= Briankle Chang =

Briankle G. Chang (born 1954) is an American writer, translator, and academic. He was born and raised in Taiwan and did his postgraduate study in the United States. He works primarily in the areas of philosophy of communication, media theory and criticism, and cultural studies. He is considered the first scholar to bring to bear the ideas of Jacques Derrida on the field of communication studies and media studies. In his book, Deconstructing Communication: Representation, Subject, and Economies of Exchange (1996), he demonstrates the limits of phenomenology by showing how it fails to address the question of intersubjectivity and proposes a la Derrida the idea of “postal principle” as fundamental to any theory of communication and mediation. This idea is elaborated in his subsequent writings and forms the perspective behind much of his works after Deconstructing Communication. For the past 15 years, he has been a faculty member in the Department of Communication, University of Massachusetts, Amherst, where he teaches in the areas of cultural studies and philosophy of communication.
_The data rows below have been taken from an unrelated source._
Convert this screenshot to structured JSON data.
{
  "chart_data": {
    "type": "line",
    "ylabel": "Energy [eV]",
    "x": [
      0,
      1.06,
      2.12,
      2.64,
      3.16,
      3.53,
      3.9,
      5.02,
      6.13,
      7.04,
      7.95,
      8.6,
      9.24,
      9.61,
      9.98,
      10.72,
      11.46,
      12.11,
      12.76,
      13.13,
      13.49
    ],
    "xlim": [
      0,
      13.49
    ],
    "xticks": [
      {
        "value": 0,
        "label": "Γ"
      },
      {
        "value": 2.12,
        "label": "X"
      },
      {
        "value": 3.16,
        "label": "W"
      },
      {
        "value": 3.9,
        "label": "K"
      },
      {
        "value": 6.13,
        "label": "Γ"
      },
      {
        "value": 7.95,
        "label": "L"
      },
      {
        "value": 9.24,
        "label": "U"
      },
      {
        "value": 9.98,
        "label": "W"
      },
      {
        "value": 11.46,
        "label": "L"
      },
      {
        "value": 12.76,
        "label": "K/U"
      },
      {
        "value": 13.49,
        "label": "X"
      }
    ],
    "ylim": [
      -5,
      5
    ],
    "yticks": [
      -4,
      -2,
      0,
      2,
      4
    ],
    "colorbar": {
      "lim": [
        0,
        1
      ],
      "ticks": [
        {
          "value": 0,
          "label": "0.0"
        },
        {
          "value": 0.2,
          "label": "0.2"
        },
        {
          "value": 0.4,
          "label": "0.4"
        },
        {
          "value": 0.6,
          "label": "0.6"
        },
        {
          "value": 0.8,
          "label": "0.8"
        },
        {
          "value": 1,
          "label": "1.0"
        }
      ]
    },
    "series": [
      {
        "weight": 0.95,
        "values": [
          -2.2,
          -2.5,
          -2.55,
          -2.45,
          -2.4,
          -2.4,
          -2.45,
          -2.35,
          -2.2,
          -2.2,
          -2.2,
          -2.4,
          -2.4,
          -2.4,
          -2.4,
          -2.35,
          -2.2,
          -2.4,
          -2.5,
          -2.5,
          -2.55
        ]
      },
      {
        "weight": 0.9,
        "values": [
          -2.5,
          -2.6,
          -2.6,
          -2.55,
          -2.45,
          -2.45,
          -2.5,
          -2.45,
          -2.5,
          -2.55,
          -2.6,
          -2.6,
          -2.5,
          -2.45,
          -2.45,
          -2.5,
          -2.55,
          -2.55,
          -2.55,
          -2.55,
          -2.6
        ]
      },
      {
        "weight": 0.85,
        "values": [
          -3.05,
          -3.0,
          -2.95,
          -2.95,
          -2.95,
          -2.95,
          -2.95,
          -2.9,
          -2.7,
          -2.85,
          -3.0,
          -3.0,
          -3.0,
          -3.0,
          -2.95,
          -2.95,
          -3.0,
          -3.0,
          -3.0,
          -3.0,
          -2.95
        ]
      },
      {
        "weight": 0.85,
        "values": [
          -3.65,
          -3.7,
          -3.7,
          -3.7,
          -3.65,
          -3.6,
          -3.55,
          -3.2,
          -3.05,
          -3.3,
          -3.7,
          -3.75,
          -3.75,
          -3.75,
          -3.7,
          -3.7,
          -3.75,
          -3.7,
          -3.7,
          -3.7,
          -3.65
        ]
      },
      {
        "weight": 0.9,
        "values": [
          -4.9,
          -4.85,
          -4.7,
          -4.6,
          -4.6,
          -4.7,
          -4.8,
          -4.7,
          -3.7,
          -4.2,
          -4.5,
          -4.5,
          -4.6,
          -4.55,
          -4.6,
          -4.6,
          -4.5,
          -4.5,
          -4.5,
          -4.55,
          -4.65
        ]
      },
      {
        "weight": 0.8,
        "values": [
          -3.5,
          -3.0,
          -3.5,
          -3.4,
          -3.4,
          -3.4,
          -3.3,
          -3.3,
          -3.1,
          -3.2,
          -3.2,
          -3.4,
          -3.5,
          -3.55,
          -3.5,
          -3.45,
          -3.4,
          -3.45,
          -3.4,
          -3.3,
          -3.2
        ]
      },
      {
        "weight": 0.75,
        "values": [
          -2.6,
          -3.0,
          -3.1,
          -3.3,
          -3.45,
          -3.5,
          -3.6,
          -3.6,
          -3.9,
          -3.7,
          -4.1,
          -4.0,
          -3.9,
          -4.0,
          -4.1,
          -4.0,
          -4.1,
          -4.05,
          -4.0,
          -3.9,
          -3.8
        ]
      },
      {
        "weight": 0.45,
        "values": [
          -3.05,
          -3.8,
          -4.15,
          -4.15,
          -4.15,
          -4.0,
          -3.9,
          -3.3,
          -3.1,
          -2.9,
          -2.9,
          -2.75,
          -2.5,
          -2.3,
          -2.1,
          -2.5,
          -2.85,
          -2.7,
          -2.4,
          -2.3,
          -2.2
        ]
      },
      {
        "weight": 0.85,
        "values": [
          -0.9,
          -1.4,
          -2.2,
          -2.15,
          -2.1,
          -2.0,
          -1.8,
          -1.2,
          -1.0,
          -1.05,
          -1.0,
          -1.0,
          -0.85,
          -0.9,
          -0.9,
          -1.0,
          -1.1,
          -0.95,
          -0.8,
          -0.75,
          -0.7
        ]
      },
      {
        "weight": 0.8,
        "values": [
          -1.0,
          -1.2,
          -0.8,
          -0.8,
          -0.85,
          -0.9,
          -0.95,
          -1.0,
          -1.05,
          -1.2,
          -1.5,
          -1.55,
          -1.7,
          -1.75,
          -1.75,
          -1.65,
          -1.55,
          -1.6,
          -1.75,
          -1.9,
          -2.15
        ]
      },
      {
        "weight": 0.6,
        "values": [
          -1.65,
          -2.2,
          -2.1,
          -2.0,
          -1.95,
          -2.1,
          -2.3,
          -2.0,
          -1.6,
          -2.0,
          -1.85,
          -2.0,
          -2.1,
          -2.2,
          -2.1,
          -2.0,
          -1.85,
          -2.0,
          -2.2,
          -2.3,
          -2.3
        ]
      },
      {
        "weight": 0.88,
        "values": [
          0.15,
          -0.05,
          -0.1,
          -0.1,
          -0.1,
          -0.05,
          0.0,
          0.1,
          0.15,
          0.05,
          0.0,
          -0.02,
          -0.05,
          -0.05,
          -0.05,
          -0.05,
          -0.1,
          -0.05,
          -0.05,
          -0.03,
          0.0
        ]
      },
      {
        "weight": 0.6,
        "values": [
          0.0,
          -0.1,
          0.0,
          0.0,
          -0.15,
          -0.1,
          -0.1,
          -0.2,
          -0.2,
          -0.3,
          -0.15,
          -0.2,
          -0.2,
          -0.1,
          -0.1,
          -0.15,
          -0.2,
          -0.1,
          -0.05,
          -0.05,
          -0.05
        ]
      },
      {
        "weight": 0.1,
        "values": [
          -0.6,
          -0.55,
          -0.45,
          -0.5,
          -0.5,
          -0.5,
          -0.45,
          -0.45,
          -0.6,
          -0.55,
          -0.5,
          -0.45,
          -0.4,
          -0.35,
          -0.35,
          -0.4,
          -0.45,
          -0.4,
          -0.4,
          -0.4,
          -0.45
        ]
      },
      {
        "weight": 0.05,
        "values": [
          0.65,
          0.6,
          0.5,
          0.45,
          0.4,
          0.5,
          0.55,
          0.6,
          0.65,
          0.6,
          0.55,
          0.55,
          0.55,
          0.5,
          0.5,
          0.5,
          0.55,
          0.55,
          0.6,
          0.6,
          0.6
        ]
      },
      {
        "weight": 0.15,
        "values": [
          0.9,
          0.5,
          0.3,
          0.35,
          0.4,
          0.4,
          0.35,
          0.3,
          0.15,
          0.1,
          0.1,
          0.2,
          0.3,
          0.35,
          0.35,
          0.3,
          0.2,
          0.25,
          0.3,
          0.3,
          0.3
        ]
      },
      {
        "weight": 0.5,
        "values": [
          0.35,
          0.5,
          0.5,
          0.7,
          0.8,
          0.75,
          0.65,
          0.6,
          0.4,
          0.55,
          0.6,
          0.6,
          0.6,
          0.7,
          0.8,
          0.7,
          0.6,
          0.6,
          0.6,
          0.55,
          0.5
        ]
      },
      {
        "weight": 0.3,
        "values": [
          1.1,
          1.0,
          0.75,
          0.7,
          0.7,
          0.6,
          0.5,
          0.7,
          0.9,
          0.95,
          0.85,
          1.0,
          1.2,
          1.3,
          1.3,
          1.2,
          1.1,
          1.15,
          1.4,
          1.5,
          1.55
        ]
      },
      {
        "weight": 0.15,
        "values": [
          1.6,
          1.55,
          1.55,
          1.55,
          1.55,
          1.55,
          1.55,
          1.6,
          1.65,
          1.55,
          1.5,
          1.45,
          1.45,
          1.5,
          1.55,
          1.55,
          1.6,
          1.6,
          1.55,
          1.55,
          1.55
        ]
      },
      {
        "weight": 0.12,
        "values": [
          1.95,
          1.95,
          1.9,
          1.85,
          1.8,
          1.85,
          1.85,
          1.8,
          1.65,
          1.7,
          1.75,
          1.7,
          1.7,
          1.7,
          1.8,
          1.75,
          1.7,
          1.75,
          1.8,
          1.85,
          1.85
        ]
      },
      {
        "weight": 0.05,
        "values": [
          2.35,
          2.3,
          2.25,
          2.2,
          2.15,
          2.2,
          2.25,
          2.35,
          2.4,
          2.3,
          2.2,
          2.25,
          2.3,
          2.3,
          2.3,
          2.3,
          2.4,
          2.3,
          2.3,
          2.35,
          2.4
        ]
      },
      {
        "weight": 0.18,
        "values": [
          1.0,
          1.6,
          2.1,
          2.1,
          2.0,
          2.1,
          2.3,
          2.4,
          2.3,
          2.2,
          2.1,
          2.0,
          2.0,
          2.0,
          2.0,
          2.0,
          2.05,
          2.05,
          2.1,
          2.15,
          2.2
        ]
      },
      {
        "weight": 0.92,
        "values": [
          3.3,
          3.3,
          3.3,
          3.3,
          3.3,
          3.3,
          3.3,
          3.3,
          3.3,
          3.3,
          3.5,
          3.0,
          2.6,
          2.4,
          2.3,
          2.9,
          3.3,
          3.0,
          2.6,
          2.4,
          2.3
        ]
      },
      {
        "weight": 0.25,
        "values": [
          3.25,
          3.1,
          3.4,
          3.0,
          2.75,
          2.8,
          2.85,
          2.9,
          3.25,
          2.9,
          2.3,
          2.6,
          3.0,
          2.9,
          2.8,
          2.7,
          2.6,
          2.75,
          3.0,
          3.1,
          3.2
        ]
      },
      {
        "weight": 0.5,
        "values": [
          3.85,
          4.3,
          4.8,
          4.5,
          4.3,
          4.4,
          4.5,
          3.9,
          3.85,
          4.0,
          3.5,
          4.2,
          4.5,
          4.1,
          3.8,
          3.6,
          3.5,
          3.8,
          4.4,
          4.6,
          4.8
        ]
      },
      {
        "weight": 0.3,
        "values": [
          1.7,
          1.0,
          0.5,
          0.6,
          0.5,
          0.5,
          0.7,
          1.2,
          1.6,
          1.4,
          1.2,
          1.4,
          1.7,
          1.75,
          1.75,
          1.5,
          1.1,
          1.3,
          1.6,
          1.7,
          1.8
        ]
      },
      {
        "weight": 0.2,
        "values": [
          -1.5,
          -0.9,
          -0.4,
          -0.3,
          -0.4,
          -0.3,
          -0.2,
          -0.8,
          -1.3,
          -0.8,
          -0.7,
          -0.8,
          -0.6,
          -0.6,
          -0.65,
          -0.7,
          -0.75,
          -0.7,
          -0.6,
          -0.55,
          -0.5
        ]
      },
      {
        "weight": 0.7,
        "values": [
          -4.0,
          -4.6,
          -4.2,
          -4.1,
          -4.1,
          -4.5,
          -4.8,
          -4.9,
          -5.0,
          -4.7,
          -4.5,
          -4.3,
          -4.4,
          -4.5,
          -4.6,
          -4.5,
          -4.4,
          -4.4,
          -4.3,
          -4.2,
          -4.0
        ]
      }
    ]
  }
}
Chang writes in both English and Chinese, and some of his essays in English have been translated into Chinese and other languages. He has published in journals such as International Philosophical Quarterly, British Journal of Aesthetics, History of European Ideas, Cultural Critique, differences, Cultural Studies, and others. He is the Chinese translator of Jacques Derrida’s Monolinguisme de l’autre: ou la prothèse d’origin, and he has translated writings by other French theorists into English. While continuing his engagements with writers such as Derrida, Jean Luc Nancy, Jean-Luc Marion, and others, his recent works are influenced visibly by the writings of Werner Hamacher. He recently co-edited an anthology on the philosophy of communication for the MIT Press (2012), which was named Best Edited Book by the Philosophy of Communication Division of the National Communication Association.

==Publications==
===Books===
- Deconstructing Communication: Representation, Subject, and Economies of Exchange, Minneapolis: University of Minnesota Press, 1996.
- Philosophy of Communication, Cambridge, MA: MIT Press, 2012.
- Thinking Media and Beyond: Perspectives from German Media Theory, New York, NY: Routledge, 2017.

===Translations===
- Le monolinguisme de l'autre, ou, La prothese d'origine (Monolingualism of the Other: or, The Prosthesis of Origin), Jacques Derrida, (translation into Chinese), 2000.